A MECHANICAL problem which has struck the dedicated NZ coastal cement carrier Aotearoa Chief has led Fletcher Building to warn the NZ Stock Exchange the possible cost of disruption to its Golden Bay Cement business could range from NZ$10 million-30 million.
The 8024 DWT, 120-metre Aotearoa Chief, owned by the Swire Group’s China Navigation Co, was purpose-built in Nanjing, China in 2016 for long-term charter to make around 80 voyages per year delivering cement from Golden Bay’s Portland manufacturing facility around the North Island.
“Due to a mechanical issue, the vessel is currently docked at Northport while inspections and repairs are made by the owner. The timeframe required to make the necessary repairs, and source replacement parts, is not known at this time,” Fletcher told the NZSX this morning [29 July].
“Our key priority is maintaining the supply chain and this is being actively worked through in order to minimise any potential disruption to North Island customers while the vessel is being repaired. Golden Bay has made significant investments over the past several years which puts the company in a position to offer contingencies in the event of disruption to its distribution network.
“Golden Bay is engaging with its customers and has enacted its contingency plans, which include the immediate use of alternative transport options to distribute cement. These options include the use of its existing coastal barge and the greater use of road and rail options.”
Fletcher Building said it is also investigating longer term solutions, which include potentially sourcing the use of alternative cement supplies from domestic and offshore suppliers along with securing the use of a replacement ship if required.

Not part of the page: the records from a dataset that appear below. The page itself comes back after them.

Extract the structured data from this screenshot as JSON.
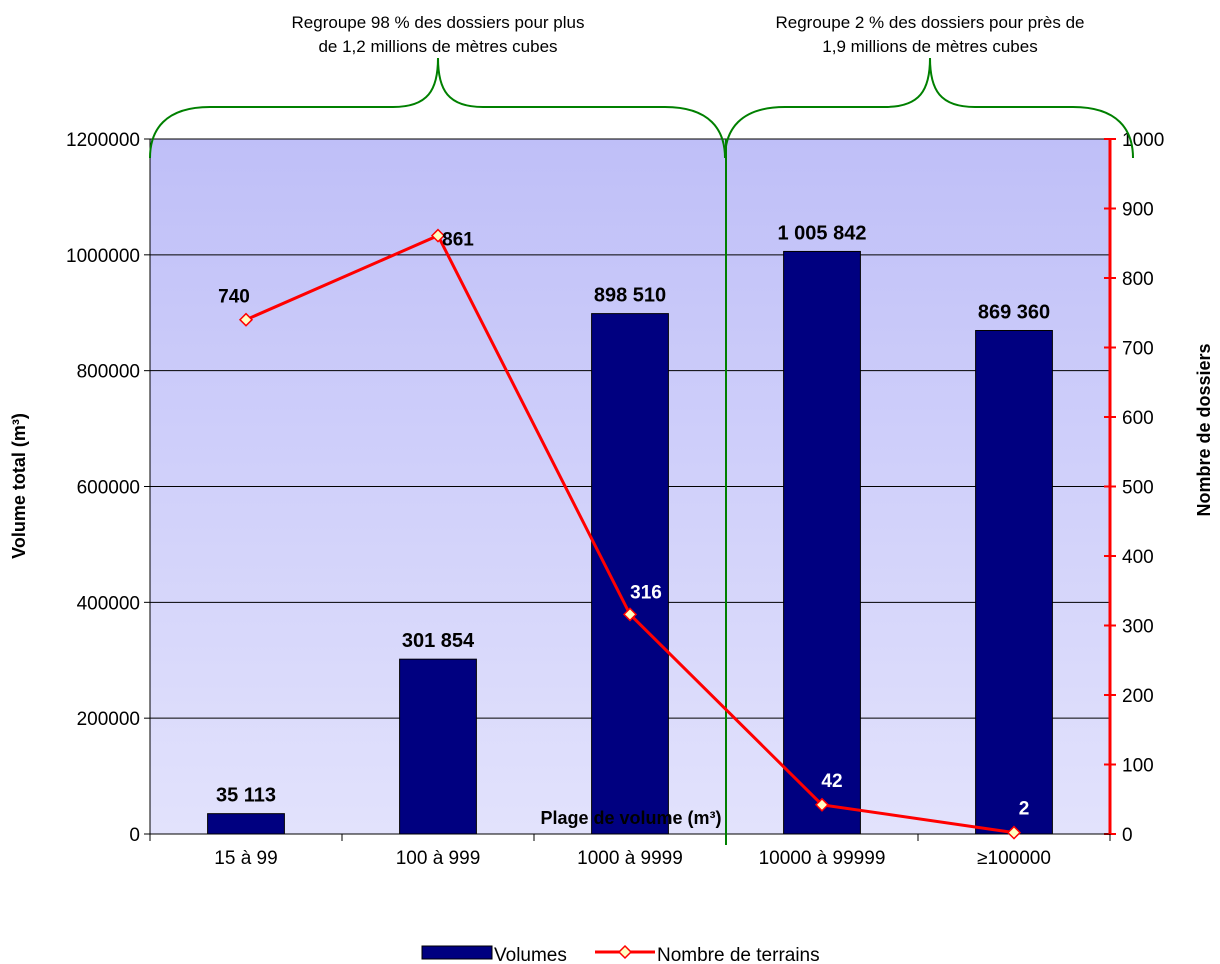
{
  "chart_data": {
    "type": "bar",
    "categories": [
      "15 à 99",
      "100 à 999",
      "1000 à 9999",
      "10000 à 99999",
      "≥100000"
    ],
    "series": [
      {
        "name": "Volumes",
        "kind": "bar",
        "axis": "left",
        "color": "#000080",
        "values": [
          35113,
          301854,
          898510,
          1005842,
          869360
        ],
        "labels": [
          "35 113",
          "301 854",
          "898 510",
          "1 005 842",
          "869 360"
        ]
      },
      {
        "name": "Nombre de terrains",
        "kind": "line",
        "axis": "right",
        "color": "#ff0000",
        "marker": "diamond",
        "values": [
          740,
          861,
          316,
          42,
          2
        ],
        "labels": [
          "740",
          "861",
          "316",
          "42",
          "2"
        ],
        "label_colors": [
          "#000000",
          "#000000",
          "#ffffff",
          "#ffffff",
          "#ffffff"
        ]
      }
    ],
    "xlabel": "Plage de volume (m³)",
    "ylabel": "Volume  total (m³)",
    "y2label": "Nombre de dossiers",
    "ylim": [
      0,
      1200000
    ],
    "y2lim": [
      0,
      1000
    ],
    "yticks": [
      "0",
      "200000",
      "400000",
      "600000",
      "800000",
      "1000000",
      "1200000"
    ],
    "y2ticks": [
      "0",
      "100",
      "200",
      "300",
      "400",
      "500",
      "600",
      "700",
      "800",
      "900",
      "1000"
    ],
    "grid": true,
    "legend_position": "bottom",
    "annotations": [
      {
        "text_line1": "Regroupe 98 % des dossiers pour plus",
        "text_line2": "de 1,2 millions de mètres cubes"
      },
      {
        "text_line1": "Regroupe 2 % des dossiers pour près de",
        "text_line2": "1,9 millions de mètres cubes"
      }
    ],
    "colors": {
      "plot_top": "#bfbff8",
      "plot_bottom": "#e2e2fc",
      "bar": "#000080",
      "line": "#ff0000",
      "marker_fill": "#ffffc0",
      "brace": "#008000",
      "divider": "#008000"
    }
  }
}
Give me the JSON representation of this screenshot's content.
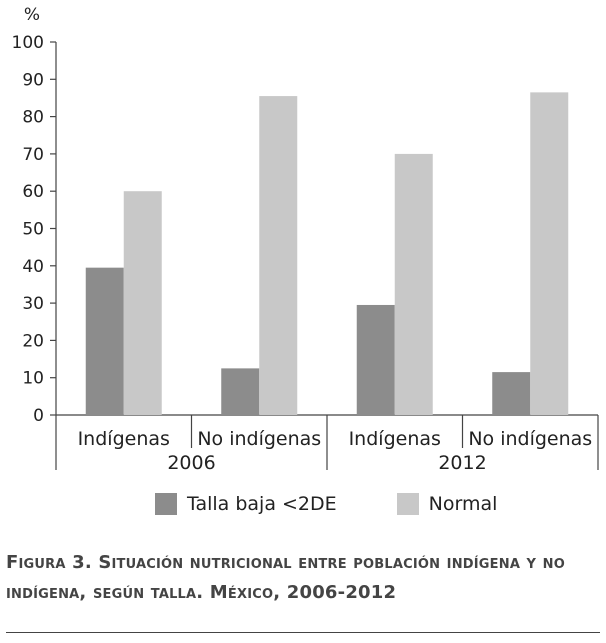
{
  "chart_data": {
    "type": "bar",
    "ylabel": "%",
    "ylim": [
      0,
      100
    ],
    "yticks": [
      0,
      10,
      20,
      30,
      40,
      50,
      60,
      70,
      80,
      90,
      100
    ],
    "groups": [
      "2006",
      "2012"
    ],
    "categories": [
      "Indígenas",
      "No indígenas",
      "Indígenas",
      "No indígenas"
    ],
    "category_group": [
      0,
      0,
      1,
      1
    ],
    "series": [
      {
        "name": "Talla baja <2DE",
        "color": "#8c8c8c",
        "values": [
          39.5,
          12.5,
          29.5,
          11.5
        ]
      },
      {
        "name": "Normal",
        "color": "#c8c8c8",
        "values": [
          60,
          85.5,
          70,
          86.5
        ]
      }
    ],
    "legend_position": "bottom"
  },
  "caption": "Figura 3. Situación nutricional entre población indígena y no indígena, según talla. México, 2006-2012"
}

“Fletcher Building’s preliminary assessment is that it expects the impact on FY25 earnings due to the disruption to be in the range of NZ$10 million to $30 million, driven by the anticipated increased costs of supply from the range of mitigating actions expected to be adopted by it.
“However, the actual impact will depend on a number of variables that are not yet known, including the duration of the issue, the mitigation actions available, the third-party costs associated with those mitigating actions and the impact on operations,” the company said.
The breakdown comes at an awkward time for Swire Shipping, which is this week expected to announce it is withdrawing on of the two Pacifica Shipping’s NZ coastal containerships due to unsustainable costs.